Orangutans make medicine, a new study found. They were caught on video chewing up a certain type of leaf to make a wet paste, then rubbing it on their joints. It helps with inflammation.

Orangutans are like Dr. House with more hair.

Amazingly, local people use the same paste in the same way, rubbing it on their bodies for muscle pain after a stroke and for sore bones and swelling. Mother orangutans use it after carrying their babies all day.

The word orang-utang means, in Indonesian, "forest man." Pretty good name, considering that they're about the same size as us, have similar facial features, and, being overweight, orange and large, look like a close relative of a certain overweight orange reality TV star.

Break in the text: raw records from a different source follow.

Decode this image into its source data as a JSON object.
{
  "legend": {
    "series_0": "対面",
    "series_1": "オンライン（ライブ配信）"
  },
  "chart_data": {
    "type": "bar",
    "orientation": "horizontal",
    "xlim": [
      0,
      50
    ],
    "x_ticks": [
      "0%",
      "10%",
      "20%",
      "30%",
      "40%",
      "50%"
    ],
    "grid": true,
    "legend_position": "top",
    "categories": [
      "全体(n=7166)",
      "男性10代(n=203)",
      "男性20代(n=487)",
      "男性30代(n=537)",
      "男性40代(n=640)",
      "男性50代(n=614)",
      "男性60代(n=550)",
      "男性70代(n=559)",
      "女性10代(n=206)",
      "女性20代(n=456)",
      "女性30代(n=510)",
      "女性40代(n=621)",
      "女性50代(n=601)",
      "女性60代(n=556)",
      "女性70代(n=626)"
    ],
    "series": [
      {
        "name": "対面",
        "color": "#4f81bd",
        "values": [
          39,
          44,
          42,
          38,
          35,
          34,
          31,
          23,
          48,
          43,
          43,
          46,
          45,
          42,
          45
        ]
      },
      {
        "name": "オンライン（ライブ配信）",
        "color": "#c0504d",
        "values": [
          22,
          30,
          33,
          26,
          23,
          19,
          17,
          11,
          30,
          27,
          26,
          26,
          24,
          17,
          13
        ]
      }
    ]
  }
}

They are also nearly as intelligent, building complicated nests to sleep in, using leaves as napkins and gloves, and using sticks as "autoerotic tools" to stimulate their genitals — tree dildos.

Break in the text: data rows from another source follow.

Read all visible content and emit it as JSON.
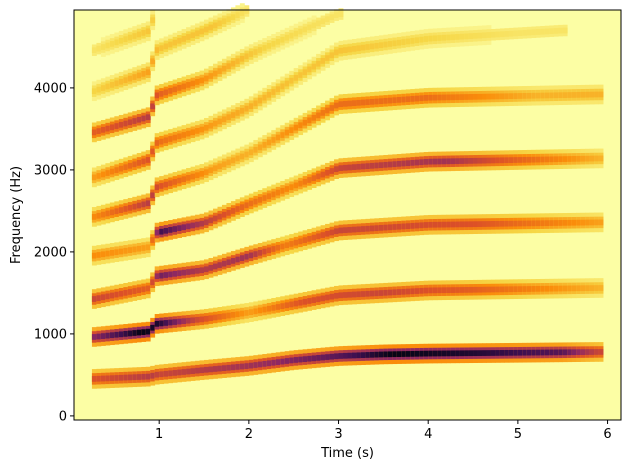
{
  "chart_data": {
    "type": "heatmap",
    "title": "",
    "xlabel": "Time (s)",
    "ylabel": "Frequency (Hz)",
    "xlim": [
      0.05,
      6.15
    ],
    "ylim": [
      -50,
      4950
    ],
    "x_ticks": [
      1,
      2,
      3,
      4,
      5,
      6
    ],
    "y_ticks": [
      0,
      1000,
      2000,
      3000,
      4000
    ],
    "x_tick_labels": [
      "1",
      "2",
      "3",
      "4",
      "5",
      "6"
    ],
    "y_tick_labels": [
      "0",
      "1000",
      "2000",
      "3000",
      "4000"
    ],
    "colormap": "inferno_r",
    "background_color": "#fcfea4",
    "grid": false,
    "colorbar": false,
    "harmonic_tracks": [
      {
        "name": "h1",
        "points": [
          [
            0.25,
            450
          ],
          [
            0.9,
            480
          ],
          [
            0.95,
            500
          ],
          [
            1.5,
            560
          ],
          [
            2.0,
            610
          ],
          [
            2.5,
            680
          ],
          [
            3.0,
            730
          ],
          [
            3.5,
            750
          ],
          [
            4.0,
            760
          ],
          [
            5.0,
            770
          ],
          [
            5.9,
            780
          ]
        ],
        "intensity": [
          [
            0.25,
            0.55
          ],
          [
            0.9,
            0.65
          ],
          [
            1.0,
            0.6
          ],
          [
            2.0,
            0.7
          ],
          [
            3.0,
            0.85
          ],
          [
            3.6,
            1.0
          ],
          [
            4.5,
            0.95
          ],
          [
            5.5,
            0.85
          ],
          [
            5.9,
            0.6
          ]
        ]
      },
      {
        "name": "h2",
        "points": [
          [
            0.25,
            960
          ],
          [
            0.9,
            1030
          ],
          [
            0.95,
            1120
          ],
          [
            1.5,
            1180
          ],
          [
            2.0,
            1260
          ],
          [
            3.0,
            1470
          ],
          [
            4.0,
            1530
          ],
          [
            5.9,
            1560
          ]
        ],
        "intensity": [
          [
            0.25,
            0.75
          ],
          [
            0.8,
            1.0
          ],
          [
            1.0,
            0.95
          ],
          [
            1.4,
            0.6
          ],
          [
            2.0,
            0.3
          ],
          [
            2.6,
            0.55
          ],
          [
            3.5,
            0.6
          ],
          [
            4.5,
            0.5
          ],
          [
            5.9,
            0.25
          ]
        ]
      },
      {
        "name": "h3",
        "points": [
          [
            0.25,
            1420
          ],
          [
            0.9,
            1560
          ],
          [
            0.95,
            1700
          ],
          [
            1.5,
            1780
          ],
          [
            2.0,
            1950
          ],
          [
            3.0,
            2260
          ],
          [
            4.0,
            2330
          ],
          [
            5.9,
            2360
          ]
        ],
        "intensity": [
          [
            0.25,
            0.6
          ],
          [
            0.9,
            0.5
          ],
          [
            1.0,
            0.8
          ],
          [
            1.5,
            0.65
          ],
          [
            2.0,
            0.7
          ],
          [
            2.4,
            0.4
          ],
          [
            3.0,
            0.6
          ],
          [
            4.5,
            0.55
          ],
          [
            5.9,
            0.3
          ]
        ]
      },
      {
        "name": "h4",
        "points": [
          [
            0.25,
            1950
          ],
          [
            0.9,
            2060
          ],
          [
            0.95,
            2230
          ],
          [
            1.5,
            2350
          ],
          [
            2.0,
            2580
          ],
          [
            3.0,
            3020
          ],
          [
            4.0,
            3100
          ],
          [
            5.9,
            3140
          ]
        ],
        "intensity": [
          [
            0.25,
            0.35
          ],
          [
            0.9,
            0.3
          ],
          [
            1.0,
            0.9
          ],
          [
            1.6,
            0.6
          ],
          [
            2.0,
            0.45
          ],
          [
            2.5,
            0.35
          ],
          [
            3.0,
            0.6
          ],
          [
            4.2,
            0.7
          ],
          [
            5.9,
            0.25
          ]
        ]
      },
      {
        "name": "h5",
        "points": [
          [
            0.25,
            2420
          ],
          [
            0.9,
            2600
          ],
          [
            0.95,
            2780
          ],
          [
            1.5,
            2960
          ],
          [
            2.0,
            3200
          ],
          [
            3.0,
            3800
          ],
          [
            4.0,
            3880
          ],
          [
            5.9,
            3920
          ]
        ],
        "intensity": [
          [
            0.25,
            0.35
          ],
          [
            0.9,
            0.65
          ],
          [
            1.0,
            0.55
          ],
          [
            1.6,
            0.3
          ],
          [
            2.0,
            0.25
          ],
          [
            3.0,
            0.45
          ],
          [
            4.0,
            0.45
          ],
          [
            5.2,
            0.25
          ]
        ]
      },
      {
        "name": "h6",
        "points": [
          [
            0.25,
            2900
          ],
          [
            0.9,
            3130
          ],
          [
            0.95,
            3320
          ],
          [
            1.5,
            3500
          ],
          [
            2.0,
            3760
          ],
          [
            3.0,
            4450
          ],
          [
            4.0,
            4600
          ],
          [
            5.5,
            4700
          ]
        ],
        "intensity": [
          [
            0.25,
            0.3
          ],
          [
            0.9,
            0.55
          ],
          [
            1.0,
            0.45
          ],
          [
            1.6,
            0.3
          ],
          [
            2.5,
            0.2
          ],
          [
            3.0,
            0.2
          ],
          [
            4.0,
            0.15
          ],
          [
            5.0,
            0.1
          ]
        ]
      },
      {
        "name": "h7",
        "points": [
          [
            0.25,
            3450
          ],
          [
            0.9,
            3650
          ],
          [
            0.95,
            3900
          ],
          [
            1.5,
            4100
          ],
          [
            2.0,
            4400
          ],
          [
            3.0,
            4900
          ]
        ],
        "intensity": [
          [
            0.25,
            0.5
          ],
          [
            0.9,
            0.65
          ],
          [
            1.0,
            0.5
          ],
          [
            1.6,
            0.3
          ],
          [
            2.2,
            0.15
          ],
          [
            3.0,
            0.1
          ]
        ]
      },
      {
        "name": "h8",
        "points": [
          [
            0.25,
            3950
          ],
          [
            0.9,
            4200
          ],
          [
            0.95,
            4450
          ],
          [
            1.5,
            4700
          ],
          [
            2.0,
            4950
          ]
        ],
        "intensity": [
          [
            0.25,
            0.15
          ],
          [
            0.9,
            0.3
          ],
          [
            1.0,
            0.2
          ],
          [
            1.6,
            0.2
          ],
          [
            2.0,
            0.1
          ]
        ]
      },
      {
        "name": "h9",
        "points": [
          [
            0.25,
            4450
          ],
          [
            0.9,
            4700
          ],
          [
            0.95,
            4950
          ]
        ],
        "intensity": [
          [
            0.25,
            0.1
          ],
          [
            0.9,
            0.2
          ],
          [
            1.0,
            0.1
          ]
        ]
      }
    ]
  }
}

But the finding that orangutans are secret medical geniuses shocked even those who know them intimately. This is the first time an animal has been seen applying an anti-inflammatory agent, said the scientific paper that resulted from the video. 

It's not the first time we've spotted animals using medicine, though. All kinds of animals use plants and insects to change their bodies for both medical and recreational purposes, same as you use Tylenol, weed and — let's face it — more weed. Tasmanian Wallabies chew opium poppies, jaguars eat ayahuasca and reindeer eat mushrooms.